A OpenAI, após o Pentágono, busca firmar um acordo com a OTAN — Altman pediu à equipe que se abstenha de discutir política
OpenAI e militares americanos: notícia em resumo
O que aconteceu
Detalhes-chave
Problema
Em uma recente transação da OpenAI com o Departamento de Defesa dos EUA, surgiram protestos entre os funcionários da startup.
Decisão da liderança
O CEO Sam Altman pediu à equipe que não expressasse avaliações das ações do Pentágono e enfatizou que as decisões operacionais permaneceriam sob controle das autoridades americanas.
Planos da empresa
Segundo rumores, a OpenAI está tentando negociar com a OTAN para fornecer suas soluções de IA em sistemas não secretos.
1. Reunião dos funcionários
Ontem, segundo a CNBC, ocorreu uma reunião geral dos funcionários da OpenAI. Foi discutida a recente transação com o Pentágono. Altman reiterou a posição da semana – a empresa não participa de como os militares usam suas tecnologias. Ele citou: “Você pode considerar um ataque ao Irã correto e uma invasão à Venezuela incorreta, mas a decisão é sua”.
2. Papel do Pentágono
O Pentágono reconheceu o valor da expertise técnica da OpenAI e seguirá as recomendações da empresa na otimização de tecnologias de IA. Entretanto, as decisões finais sobre seu uso permanecem sob o comando do chefe militar – Pete Hegseth.
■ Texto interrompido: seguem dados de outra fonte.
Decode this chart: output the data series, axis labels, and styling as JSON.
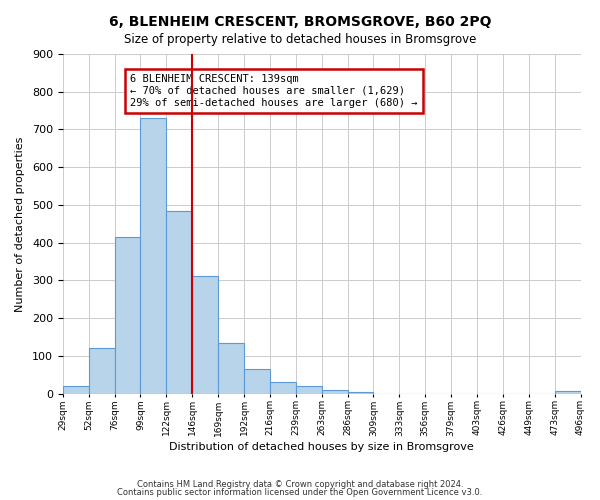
{
  "title": "6, BLENHEIM CRESCENT, BROMSGROVE, B60 2PQ",
  "subtitle": "Size of property relative to detached houses in Bromsgrove",
  "xlabel": "Distribution of detached houses by size in Bromsgrove",
  "ylabel": "Number of detached properties",
  "bar_values": [
    20,
    120,
    415,
    730,
    483,
    313,
    133,
    65,
    30,
    20,
    10,
    5,
    0,
    0,
    0,
    0,
    0,
    0,
    0,
    7
  ],
  "bin_labels": [
    "29sqm",
    "52sqm",
    "76sqm",
    "99sqm",
    "122sqm",
    "146sqm",
    "169sqm",
    "192sqm",
    "216sqm",
    "239sqm",
    "263sqm",
    "286sqm",
    "309sqm",
    "333sqm",
    "356sqm",
    "379sqm",
    "403sqm",
    "426sqm",
    "449sqm",
    "473sqm",
    "496sqm"
  ],
  "bar_color": "#b8d4ea",
  "bar_edge_color": "#5b9bd5",
  "background_color": "#ffffff",
  "grid_color": "#cccccc",
  "vline_position": 5,
  "vline_color": "#cc0000",
  "annotation_text": "6 BLENHEIM CRESCENT: 139sqm\n← 70% of detached houses are smaller (1,629)\n29% of semi-detached houses are larger (680) →",
  "annotation_box_color": "#cc0000",
  "ylim": [
    0,
    900
  ],
  "yticks": [
    0,
    100,
    200,
    300,
    400,
    500,
    600,
    700,
    800,
    900
  ],
  "footer1": "Contains HM Land Registry data © Crown copyright and database right 2024.",
  "footer2": "Contains public sector information licensed under the Open Government Licence v3.0."
}
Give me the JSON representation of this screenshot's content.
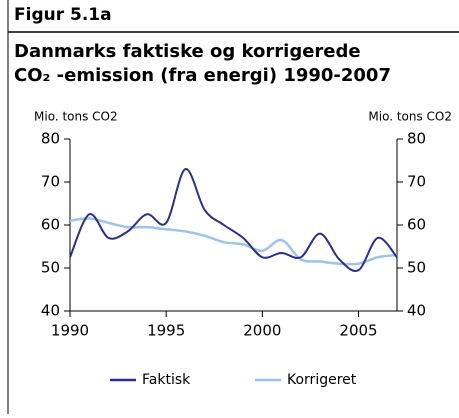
{
  "chart_data": {
    "type": "line",
    "figure_label": "Figur 5.1a",
    "title_lines": [
      "Danmarks faktiske og korrigerede",
      "CO₂ -emission (fra energi) 1990-2007"
    ],
    "ylabel": "Mio. tons CO2",
    "y2label": "Mio. tons CO2",
    "x": [
      1990,
      1991,
      1992,
      1993,
      1994,
      1995,
      1996,
      1997,
      1998,
      1999,
      2000,
      2001,
      2002,
      2003,
      2004,
      2005,
      2006,
      2007
    ],
    "xlim": [
      1990,
      2007
    ],
    "xticks": [
      1990,
      1995,
      2000,
      2005
    ],
    "ylim": [
      40,
      80
    ],
    "yticks": [
      40,
      50,
      60,
      70,
      80
    ],
    "y2lim": [
      40,
      80
    ],
    "y2ticks": [
      40,
      50,
      60,
      70,
      80
    ],
    "legend": "bottom",
    "series": [
      {
        "name": "Faktisk",
        "color": "#2b2f86",
        "values": [
          52.5,
          62.5,
          57,
          58.5,
          62.5,
          60.5,
          73,
          63.5,
          60,
          57,
          52.5,
          53.5,
          52.5,
          58,
          52,
          49.5,
          57,
          52.5
        ]
      },
      {
        "name": "Korrigeret",
        "color": "#9dc3ea",
        "values": [
          61,
          61.5,
          60.5,
          59.5,
          59.5,
          59,
          58.5,
          57.5,
          56,
          55.5,
          54,
          56.5,
          52,
          51.5,
          51,
          51,
          52.5,
          53
        ]
      }
    ]
  }
}
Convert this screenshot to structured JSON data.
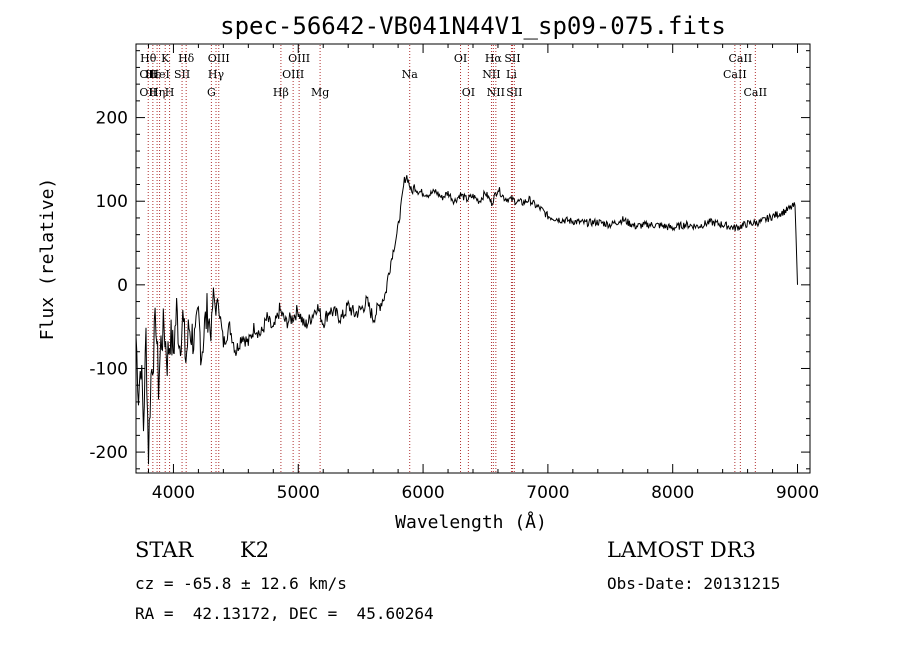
{
  "chart_data": {
    "type": "line",
    "title": "spec-56642-VB041N44V1_sp09-075.fits",
    "xlabel": "Wavelength (Å)",
    "ylabel": "Flux (relative)",
    "xlim": [
      3700,
      9100
    ],
    "ylim": [
      -225,
      288
    ],
    "xticks": [
      4000,
      5000,
      6000,
      7000,
      8000,
      9000
    ],
    "yticks": [
      -200,
      -100,
      0,
      100,
      200
    ],
    "grid": false,
    "series": [
      {
        "name": "spectrum",
        "x": [
          3700,
          3720,
          3740,
          3760,
          3780,
          3800,
          3820,
          3840,
          3860,
          3880,
          3900,
          3925,
          3950,
          3975,
          4000,
          4025,
          4050,
          4075,
          4100,
          4125,
          4150,
          4175,
          4200,
          4225,
          4250,
          4275,
          4300,
          4320,
          4340,
          4360,
          4400,
          4450,
          4500,
          4550,
          4600,
          4650,
          4700,
          4750,
          4800,
          4850,
          4900,
          4950,
          5000,
          5050,
          5100,
          5150,
          5200,
          5250,
          5300,
          5350,
          5400,
          5450,
          5500,
          5550,
          5600,
          5650,
          5700,
          5730,
          5760,
          5790,
          5820,
          5850,
          5870,
          5890,
          5910,
          5930,
          5960,
          6000,
          6050,
          6100,
          6150,
          6200,
          6250,
          6300,
          6350,
          6400,
          6450,
          6500,
          6550,
          6600,
          6650,
          6700,
          6750,
          6800,
          6850,
          6900,
          6950,
          7000,
          7100,
          7200,
          7300,
          7400,
          7500,
          7600,
          7700,
          7800,
          7900,
          8000,
          8100,
          8200,
          8300,
          8400,
          8500,
          8600,
          8700,
          8800,
          8900,
          8980,
          9000
        ],
        "values": [
          -60,
          -130,
          -90,
          -170,
          -60,
          -200,
          -110,
          -80,
          -40,
          -120,
          -70,
          -50,
          -90,
          -60,
          -80,
          -30,
          -70,
          -40,
          -90,
          -50,
          -60,
          -70,
          -40,
          -80,
          -50,
          -30,
          -60,
          -10,
          -30,
          -20,
          -70,
          -50,
          -80,
          -60,
          -70,
          -50,
          -60,
          -40,
          -55,
          -30,
          -45,
          -40,
          -30,
          -50,
          -40,
          -25,
          -45,
          -30,
          -35,
          -40,
          -25,
          -35,
          -30,
          -20,
          -40,
          -25,
          -10,
          20,
          40,
          60,
          90,
          125,
          130,
          120,
          110,
          118,
          112,
          110,
          108,
          112,
          104,
          110,
          100,
          108,
          102,
          106,
          100,
          110,
          98,
          115,
          104,
          102,
          100,
          98,
          102,
          95,
          90,
          82,
          78,
          76,
          74,
          75,
          72,
          78,
          70,
          72,
          71,
          68,
          72,
          70,
          75,
          72,
          68,
          73,
          75,
          82,
          88,
          95,
          0
        ]
      }
    ],
    "lines": [
      {
        "w": 3798,
        "labels": [
          {
            "t": "Hθ",
            "r": 0
          },
          {
            "t": "OII",
            "r": 1
          },
          {
            "t": "OII",
            "r": 2
          }
        ]
      },
      {
        "w": 3835,
        "labels": [
          {
            "t": "Hε",
            "r": 1
          }
        ]
      },
      {
        "w": 3869,
        "labels": [
          {
            "t": "Hη",
            "r": 2
          }
        ]
      },
      {
        "w": 3889,
        "labels": [
          {
            "t": "HeI",
            "r": 1
          }
        ]
      },
      {
        "w": 3934,
        "labels": [
          {
            "t": "K",
            "r": 0
          }
        ]
      },
      {
        "w": 3969,
        "labels": [
          {
            "t": "H",
            "r": 2
          }
        ]
      },
      {
        "w": 4069,
        "labels": [
          {
            "t": "SII",
            "r": 1
          }
        ]
      },
      {
        "w": 4102,
        "labels": [
          {
            "t": "Hδ",
            "r": 0
          }
        ]
      },
      {
        "w": 4304,
        "labels": [
          {
            "t": "G",
            "r": 2
          }
        ]
      },
      {
        "w": 4341,
        "labels": [
          {
            "t": "Hγ",
            "r": 1
          }
        ]
      },
      {
        "w": 4363,
        "labels": [
          {
            "t": "OIII",
            "r": 0
          }
        ]
      },
      {
        "w": 4861,
        "labels": [
          {
            "t": "Hβ",
            "r": 2
          }
        ]
      },
      {
        "w": 4959,
        "labels": [
          {
            "t": "OIII",
            "r": 1
          }
        ]
      },
      {
        "w": 5007,
        "labels": [
          {
            "t": "OIII",
            "r": 0
          }
        ]
      },
      {
        "w": 5175,
        "labels": [
          {
            "t": "Mg",
            "r": 2
          }
        ]
      },
      {
        "w": 5893,
        "labels": [
          {
            "t": "Na",
            "r": 1
          }
        ]
      },
      {
        "w": 6300,
        "labels": [
          {
            "t": "OI",
            "r": 0
          }
        ]
      },
      {
        "w": 6363,
        "labels": [
          {
            "t": "OI",
            "r": 2
          }
        ]
      },
      {
        "w": 6548,
        "labels": [
          {
            "t": "NII",
            "r": 1
          }
        ]
      },
      {
        "w": 6563,
        "labels": [
          {
            "t": "Hα",
            "r": 0
          }
        ]
      },
      {
        "w": 6583,
        "labels": [
          {
            "t": "NII",
            "r": 2
          }
        ]
      },
      {
        "w": 6708,
        "labels": [
          {
            "t": "Li",
            "r": 1
          }
        ]
      },
      {
        "w": 6716,
        "labels": [
          {
            "t": "SII",
            "r": 0
          }
        ]
      },
      {
        "w": 6731,
        "labels": [
          {
            "t": "SII",
            "r": 2
          }
        ]
      },
      {
        "w": 8498,
        "labels": [
          {
            "t": "CaII",
            "r": 1
          }
        ]
      },
      {
        "w": 8542,
        "labels": [
          {
            "t": "CaII",
            "r": 0
          }
        ]
      },
      {
        "w": 8662,
        "labels": [
          {
            "t": "CaII",
            "r": 2
          }
        ]
      }
    ]
  },
  "info": {
    "obj_class": "STAR",
    "subclass": "K2",
    "survey": "LAMOST DR3",
    "redshift_text": "cz = -65.8 ± 12.6 km/s",
    "obs_date_text": "Obs-Date: 20131215",
    "coords_text": "RA =  42.13172, DEC =  45.60264"
  },
  "colors": {
    "line_marker": "#b03030",
    "spectrum": "#000000"
  }
}
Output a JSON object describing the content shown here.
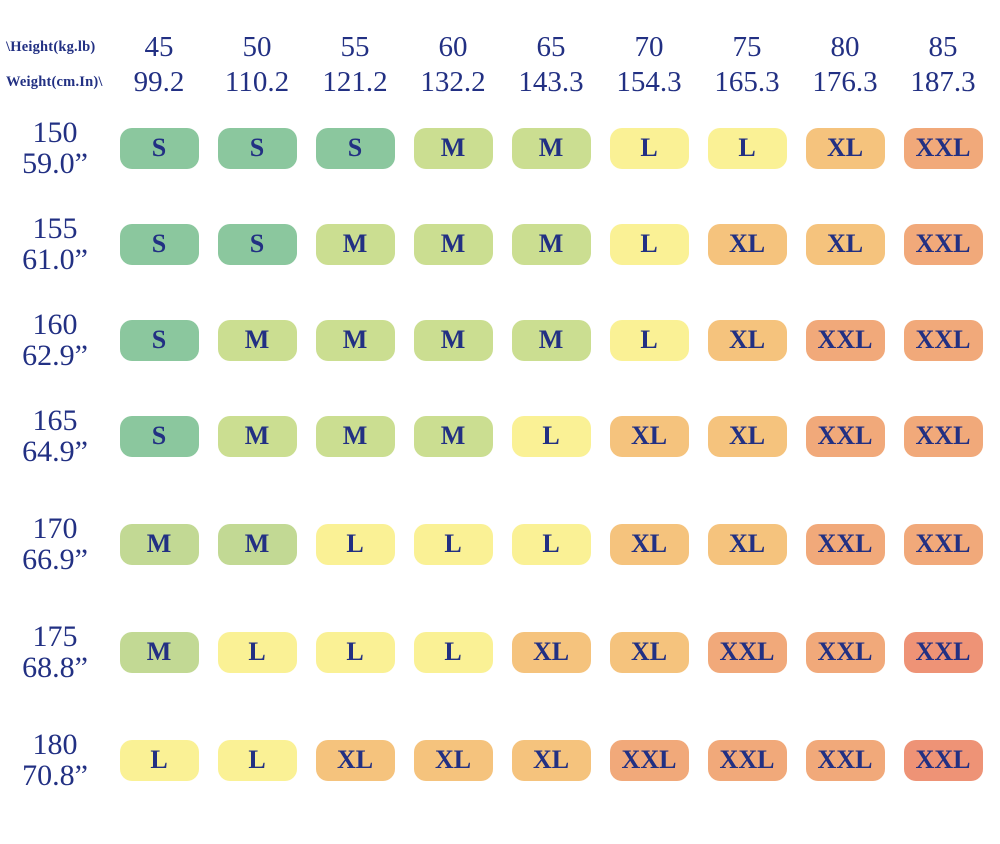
{
  "text_color": "#223083",
  "background": "#ffffff",
  "header": {
    "corner_line1": "\\Height(kg.lb)",
    "corner_line2": "Weight(cm.In)\\",
    "columns": [
      {
        "kg": "45",
        "lb": "99.2"
      },
      {
        "kg": "50",
        "lb": "110.2"
      },
      {
        "kg": "55",
        "lb": "121.2"
      },
      {
        "kg": "60",
        "lb": "132.2"
      },
      {
        "kg": "65",
        "lb": "143.3"
      },
      {
        "kg": "70",
        "lb": "154.3"
      },
      {
        "kg": "75",
        "lb": "165.3"
      },
      {
        "kg": "80",
        "lb": "176.3"
      },
      {
        "kg": "85",
        "lb": "187.3"
      }
    ]
  },
  "palette": {
    "S": "#8BC79E",
    "M": "#CBDE91",
    "M2": "#C2D994",
    "L": "#FAF195",
    "XL": "#F5C37D",
    "XXL": "#F1A97A",
    "XXL_DARK": "#EE9376"
  },
  "rows": [
    {
      "cm": "150",
      "in": "59.0”",
      "cells": [
        {
          "label": "S",
          "tone": "S"
        },
        {
          "label": "S",
          "tone": "S"
        },
        {
          "label": "S",
          "tone": "S"
        },
        {
          "label": "M",
          "tone": "M"
        },
        {
          "label": "M",
          "tone": "M"
        },
        {
          "label": "L",
          "tone": "L"
        },
        {
          "label": "L",
          "tone": "L"
        },
        {
          "label": "XL",
          "tone": "XL"
        },
        {
          "label": "XXL",
          "tone": "XXL"
        }
      ]
    },
    {
      "cm": "155",
      "in": "61.0”",
      "cells": [
        {
          "label": "S",
          "tone": "S"
        },
        {
          "label": "S",
          "tone": "S"
        },
        {
          "label": "M",
          "tone": "M"
        },
        {
          "label": "M",
          "tone": "M"
        },
        {
          "label": "M",
          "tone": "M"
        },
        {
          "label": "L",
          "tone": "L"
        },
        {
          "label": "XL",
          "tone": "XL"
        },
        {
          "label": "XL",
          "tone": "XL"
        },
        {
          "label": "XXL",
          "tone": "XXL"
        }
      ]
    },
    {
      "cm": "160",
      "in": "62.9”",
      "cells": [
        {
          "label": "S",
          "tone": "S"
        },
        {
          "label": "M",
          "tone": "M"
        },
        {
          "label": "M",
          "tone": "M"
        },
        {
          "label": "M",
          "tone": "M"
        },
        {
          "label": "M",
          "tone": "M"
        },
        {
          "label": "L",
          "tone": "L"
        },
        {
          "label": "XL",
          "tone": "XL"
        },
        {
          "label": "XXL",
          "tone": "XXL"
        },
        {
          "label": "XXL",
          "tone": "XXL"
        }
      ]
    },
    {
      "cm": "165",
      "in": "64.9”",
      "cells": [
        {
          "label": "S",
          "tone": "S"
        },
        {
          "label": "M",
          "tone": "M"
        },
        {
          "label": "M",
          "tone": "M"
        },
        {
          "label": "M",
          "tone": "M"
        },
        {
          "label": "L",
          "tone": "L"
        },
        {
          "label": "XL",
          "tone": "XL"
        },
        {
          "label": "XL",
          "tone": "XL"
        },
        {
          "label": "XXL",
          "tone": "XXL"
        },
        {
          "label": "XXL",
          "tone": "XXL"
        }
      ]
    },
    {
      "cm": "170",
      "in": "66.9”",
      "cells": [
        {
          "label": "M",
          "tone": "M2"
        },
        {
          "label": "M",
          "tone": "M2"
        },
        {
          "label": "L",
          "tone": "L"
        },
        {
          "label": "L",
          "tone": "L"
        },
        {
          "label": "L",
          "tone": "L"
        },
        {
          "label": "XL",
          "tone": "XL"
        },
        {
          "label": "XL",
          "tone": "XL"
        },
        {
          "label": "XXL",
          "tone": "XXL"
        },
        {
          "label": "XXL",
          "tone": "XXL"
        }
      ]
    },
    {
      "cm": "175",
      "in": "68.8”",
      "cells": [
        {
          "label": "M",
          "tone": "M2"
        },
        {
          "label": "L",
          "tone": "L"
        },
        {
          "label": "L",
          "tone": "L"
        },
        {
          "label": "L",
          "tone": "L"
        },
        {
          "label": "XL",
          "tone": "XL"
        },
        {
          "label": "XL",
          "tone": "XL"
        },
        {
          "label": "XXL",
          "tone": "XXL"
        },
        {
          "label": "XXL",
          "tone": "XXL"
        },
        {
          "label": "XXL",
          "tone": "XXL_DARK"
        }
      ]
    },
    {
      "cm": "180",
      "in": "70.8”",
      "cells": [
        {
          "label": "L",
          "tone": "L"
        },
        {
          "label": "L",
          "tone": "L"
        },
        {
          "label": "XL",
          "tone": "XL"
        },
        {
          "label": "XL",
          "tone": "XL"
        },
        {
          "label": "XL",
          "tone": "XL"
        },
        {
          "label": "XXL",
          "tone": "XXL"
        },
        {
          "label": "XXL",
          "tone": "XXL"
        },
        {
          "label": "XXL",
          "tone": "XXL"
        },
        {
          "label": "XXL",
          "tone": "XXL_DARK"
        }
      ]
    }
  ],
  "chart_data": {
    "type": "heatmap",
    "title": "",
    "corner_labels": [
      "\\Height(kg.lb)",
      "Weight(cm.In)\\"
    ],
    "x": {
      "kg": [
        45,
        50,
        55,
        60,
        65,
        70,
        75,
        80,
        85
      ],
      "lb": [
        99.2,
        110.2,
        121.2,
        132.2,
        143.3,
        154.3,
        165.3,
        176.3,
        187.3
      ]
    },
    "y": {
      "cm": [
        150,
        155,
        160,
        165,
        170,
        175,
        180
      ],
      "in": [
        "59.0”",
        "61.0”",
        "62.9”",
        "64.9”",
        "66.9”",
        "68.8”",
        "70.8”"
      ]
    },
    "values": [
      [
        "S",
        "S",
        "S",
        "M",
        "M",
        "L",
        "L",
        "XL",
        "XXL"
      ],
      [
        "S",
        "S",
        "M",
        "M",
        "M",
        "L",
        "XL",
        "XL",
        "XXL"
      ],
      [
        "S",
        "M",
        "M",
        "M",
        "M",
        "L",
        "XL",
        "XXL",
        "XXL"
      ],
      [
        "S",
        "M",
        "M",
        "M",
        "L",
        "XL",
        "XL",
        "XXL",
        "XXL"
      ],
      [
        "M",
        "M",
        "L",
        "L",
        "L",
        "XL",
        "XL",
        "XXL",
        "XXL"
      ],
      [
        "M",
        "L",
        "L",
        "L",
        "XL",
        "XL",
        "XXL",
        "XXL",
        "XXL"
      ],
      [
        "L",
        "L",
        "XL",
        "XL",
        "XL",
        "XXL",
        "XXL",
        "XXL",
        "XXL"
      ]
    ],
    "color_scale": {
      "S": "#8BC79E",
      "M": "#CBDE91",
      "L": "#FAF195",
      "XL": "#F5C37D",
      "XXL": "#F1A97A",
      "XXL_corner": "#EE9376"
    },
    "legend_position": "none",
    "grid": false
  }
}
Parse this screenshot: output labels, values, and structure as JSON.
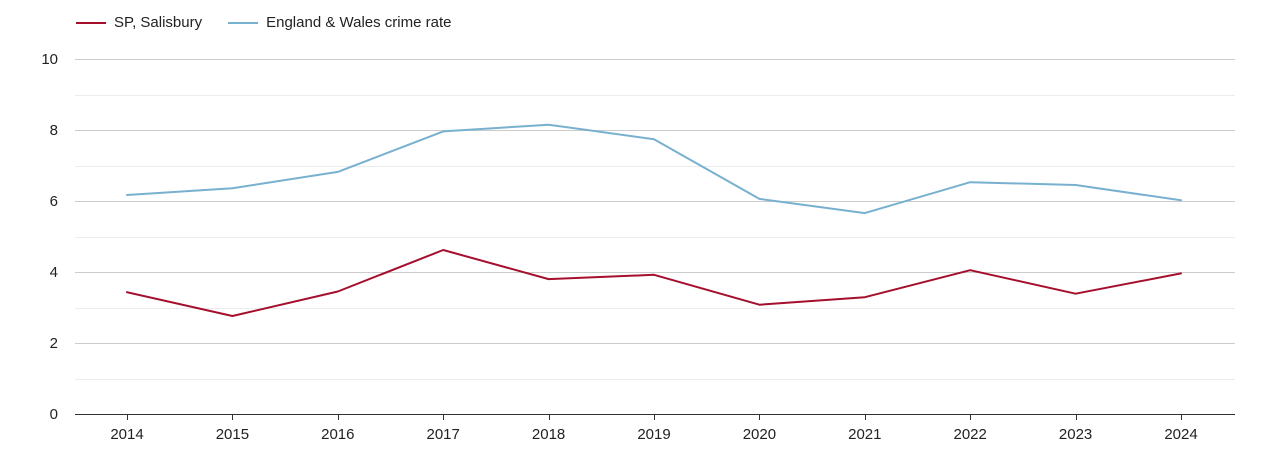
{
  "chart_data": {
    "type": "line",
    "title": "",
    "xlabel": "",
    "ylabel": "",
    "ylim": [
      0,
      10
    ],
    "yticks": [
      0,
      2,
      4,
      6,
      8,
      10
    ],
    "categories": [
      "2014",
      "2015",
      "2016",
      "2017",
      "2018",
      "2019",
      "2020",
      "2021",
      "2022",
      "2023",
      "2024"
    ],
    "legend_position": "top-left",
    "grid": true,
    "series": [
      {
        "name": "SP, Salisbury",
        "color": "#a50f2d",
        "values": [
          3.43,
          2.76,
          3.45,
          4.62,
          3.8,
          3.92,
          3.08,
          3.29,
          4.05,
          3.39,
          3.96
        ]
      },
      {
        "name": "England & Wales crime rate",
        "color": "#78b0d0",
        "values": [
          6.17,
          6.36,
          6.82,
          7.96,
          8.15,
          7.74,
          6.06,
          5.66,
          6.53,
          6.45,
          6.02
        ]
      }
    ]
  }
}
Desde o ano passado, o Pentágono já utiliza soluções da OpenAI em projetos abertos, e o contrato de US$ 200 milhões permite agora aplicar IA também em operações secretas.
3. Limitações e objetivos
Altman enfatizou que a OpenAI busca impedir o uso de seus sistemas para vigilância maciça dos cidadãos americanos e seleção automatizada de alvos por armamentos. A empresa quer limitar a aplicação da IA no setor militar apenas à infraestrutura cloud do ministério, não a dispositivos finais.
4. Parceiros futuros
Durante a reunião, Altman mencionou um possível contrato com a OTAN. Isso faz sentido, dada a atuação do complexo militar americano na aliança. O Pentágono considera a IA adequada para qualquer objetivo legítimo, mas a OpenAI e concorrentes como Anthropic exigem restrições rigorosas.
5. Conclusões
O acordo com o Departamento de Defesa foi “difícil”, mas Altman vê nele um passo certo, mesmo que possa afetar temporariamente a imagem da OpenAI. Ele acredita que a empresa pode oferecer ao governo os melhores modelos de IA e, talvez, atrair novos parceiros, como xAI, que estão prontos para atender qualquer solicitação.
Resumo:
A OpenAI concordou com o Pentágono em usar suas tecnologias em projetos secretos, mas deixou o controle das decisões operacionais nas mãos das autoridades americanas. O CEO pediu aos funcionários que não comentassem as ações do Ministério da Defesa e anunciou planos de firmar um contrato com a OTAN. A empresa busca limitar a aplicação da IA no setor militar apenas a serviços cloud e evitar armamentos automatizados.